During another Council on Foundations conference in Chicago, I had the privilege of attending the National Committee for Responsive Philanthropy’s (NCRP’s) annual awards ceremony. I was deeply impressed by the number, youth, and enthusiasm of foundation and nonprofit representatives present, celebrating successful partnerships in advancing progressive goals. In my subsequent email to NCRP president Aaron Dorfman, I congratulated him on such a lively and energetic event. And I confessed that I could not imagine any such well-attended gathering of boisterous young conservatives in the foundation world.

I still can’t imagine that. It’s not just that the totals of philanthropic dollars devoted to conservative causes are dwarfed by progressive sums. It’s that virtually every institution within philanthropy’s professional, educational, and consulting infrastructure is imbued with progressive political sentiments and staffed with progressive activists.

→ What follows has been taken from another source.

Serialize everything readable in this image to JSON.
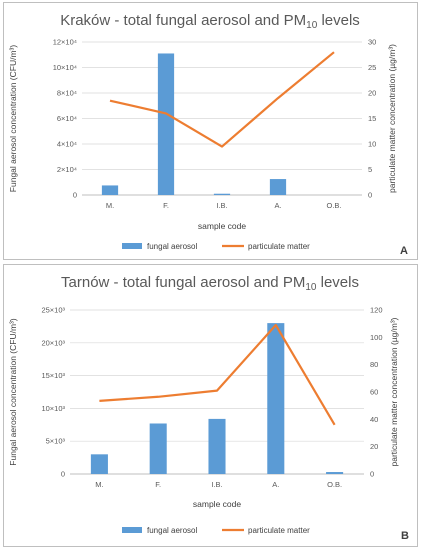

Yet conservatives are slow to recognize this truth. Their central doctrine is “philanthropic freedom.” They claim that this serves to protect Alexis de Tocqueville’s vision of a varied, vigorous, and decentralized American civil society. I admire and strive to cultivate that vision as well. 

But in “actual, existing” philanthropy today, that pleasing prospect has long since been replaced by an oppressively arid, progressive monoculture.

Doesn’t take long

In the desire to preserve philanthropic freedom, conservatives decline to critique the theory or practice of progressive philanthropy, fearing that this will draw unwelcome attention on the Hill. But by guarding the prerogatives of foundations to do whatever they want, they’re basically running interference for causes that are, today, almost entirely progressive. 

When it’s time to establish one of the rare explicitly conservative foundations, donors imagine that drafting carefully delineated statements of their intent will keep a foundation on the desired path. But then, seeking to be “respectable,” they staff their foundation with, or at least consult, the credentialed experts whom I’ve encountered over the years at the trade-association meetings. Their expertise includes innumerable techniques for finessing the “parchment barrier” of donor intent.

It doesn’t take long for a conservative foundation—seeking legitimacy in a comprehensively progressive institutional universe—to swing left. It’s the only sophisticated and professional way to be. And all this is before we discuss the problem of guilt-stricken heirs on the foundation board, who are intent on repentance for its rapacious capitalist origins.

Vu Le safely and rightly assumes that when he summons philanthropy per se to political activism, it will be without doubt progressive activism. Conservatives need to face this truth by acquainting themselves with the real world of contemporary philanthropy. Perhaps then they will reassess their blind loyalty to the status quo in a sector that has become completely antagonistic to their every principle.